Consumer Groups, CFPB Battle in Federal Court Over Task Force

Entrance to the CFPB headquarters. (Source: Shutterstock) Even as a CFPB task force on the future of consumer protection laws quietly conducts its work, consumer groups and agency officials are battling it out in federal court over whether the task force is even legal. The National Association of Consumer Advocates […]

Entrance to the CFPB headquarters. (Source: Shutterstock)

Even as a CFPB task force on the future of consumer protection laws quietly conducts its work, consumer groups and agency officials are battling it out in federal court over whether the task force is even legal.

The National Association of Consumer Advocates and the United States Public Interest Research Group and Kathleen Engel, who applied for a position on the commission, filed suit in June in federal court in Massachusetts, contending that the task force violates federal law governing how agency advisory committees are formed.

They contended that the panel is not fairly balanced and more of its work should be public.

CFPB Director Kathleen Kraninger organized the task force earlier this year to examine current consumer financial protection laws to determine if changes are needed.
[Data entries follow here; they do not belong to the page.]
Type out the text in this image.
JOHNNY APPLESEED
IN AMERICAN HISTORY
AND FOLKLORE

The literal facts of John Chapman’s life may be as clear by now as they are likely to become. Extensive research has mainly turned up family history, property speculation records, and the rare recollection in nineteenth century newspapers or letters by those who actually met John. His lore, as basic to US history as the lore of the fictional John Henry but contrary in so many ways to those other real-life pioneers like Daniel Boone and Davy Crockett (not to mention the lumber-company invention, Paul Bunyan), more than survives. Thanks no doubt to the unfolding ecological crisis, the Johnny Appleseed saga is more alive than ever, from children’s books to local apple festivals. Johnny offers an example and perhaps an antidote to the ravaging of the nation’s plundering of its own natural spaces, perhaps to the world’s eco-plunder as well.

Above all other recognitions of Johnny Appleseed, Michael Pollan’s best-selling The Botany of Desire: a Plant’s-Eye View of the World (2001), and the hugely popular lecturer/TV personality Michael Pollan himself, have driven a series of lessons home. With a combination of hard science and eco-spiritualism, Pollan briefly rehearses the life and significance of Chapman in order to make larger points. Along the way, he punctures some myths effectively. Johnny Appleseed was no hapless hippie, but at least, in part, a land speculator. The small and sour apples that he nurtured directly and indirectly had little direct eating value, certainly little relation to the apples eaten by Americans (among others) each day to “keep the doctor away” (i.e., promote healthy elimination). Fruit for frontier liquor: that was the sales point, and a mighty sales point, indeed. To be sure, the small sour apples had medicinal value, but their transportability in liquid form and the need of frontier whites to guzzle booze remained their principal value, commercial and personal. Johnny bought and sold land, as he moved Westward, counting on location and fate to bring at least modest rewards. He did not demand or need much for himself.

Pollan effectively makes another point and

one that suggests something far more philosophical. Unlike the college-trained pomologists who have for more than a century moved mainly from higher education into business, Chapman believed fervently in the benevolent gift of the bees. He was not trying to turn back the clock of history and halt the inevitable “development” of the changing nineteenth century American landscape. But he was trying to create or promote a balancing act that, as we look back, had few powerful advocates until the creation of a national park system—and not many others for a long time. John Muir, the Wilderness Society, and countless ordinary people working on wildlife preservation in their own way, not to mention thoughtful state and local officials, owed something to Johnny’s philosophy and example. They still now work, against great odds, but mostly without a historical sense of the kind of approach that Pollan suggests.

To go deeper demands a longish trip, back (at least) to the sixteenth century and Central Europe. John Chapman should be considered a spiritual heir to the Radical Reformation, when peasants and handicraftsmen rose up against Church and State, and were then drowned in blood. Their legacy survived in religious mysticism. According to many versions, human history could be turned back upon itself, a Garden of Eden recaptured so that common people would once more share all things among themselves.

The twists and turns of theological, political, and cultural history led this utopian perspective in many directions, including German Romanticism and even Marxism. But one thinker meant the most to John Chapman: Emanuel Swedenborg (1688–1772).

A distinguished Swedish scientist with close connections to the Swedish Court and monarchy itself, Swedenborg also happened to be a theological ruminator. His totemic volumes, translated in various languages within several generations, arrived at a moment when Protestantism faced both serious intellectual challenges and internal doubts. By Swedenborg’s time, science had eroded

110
Immediately after the task force members were announced, consumer groups charged that the panel was loaded with conservative, pro-industry advocates.

Engel is a professor at the Suffolk University law school. Documents filed in the suit state that she has served on Federal Reserve advisory and research groups and on the CFPB consumer advisory task force.

In the suit, she said that she applied to be a member of the task force, but was rejected, following an interview that was conducted in an “inquisitorial manner” and that was intended to gauge her positions on consumer financial protection. She said she never was asked about her qualifications or experience.

Most recently, CFPB officials have argued that neither Engel nor the consumer groups have standing to sue the agency.

They said the consumer groups cannot demonstrate how they will be directly harmed by the task force’s work and that Engel was not legally entitled to a seat on the panel.

The consumer groups and Engel recently said a federal court recently found that a Justice Department task force was illegal, since it was not fairly balanced.

When the task force earlier this year solicited comments on what issues it should address, 27 consumer groups argued, among other things, that the task force’s work was not essential during the coronavirus crisis.

And Democratic senators have called for the task force’s work to be suspended.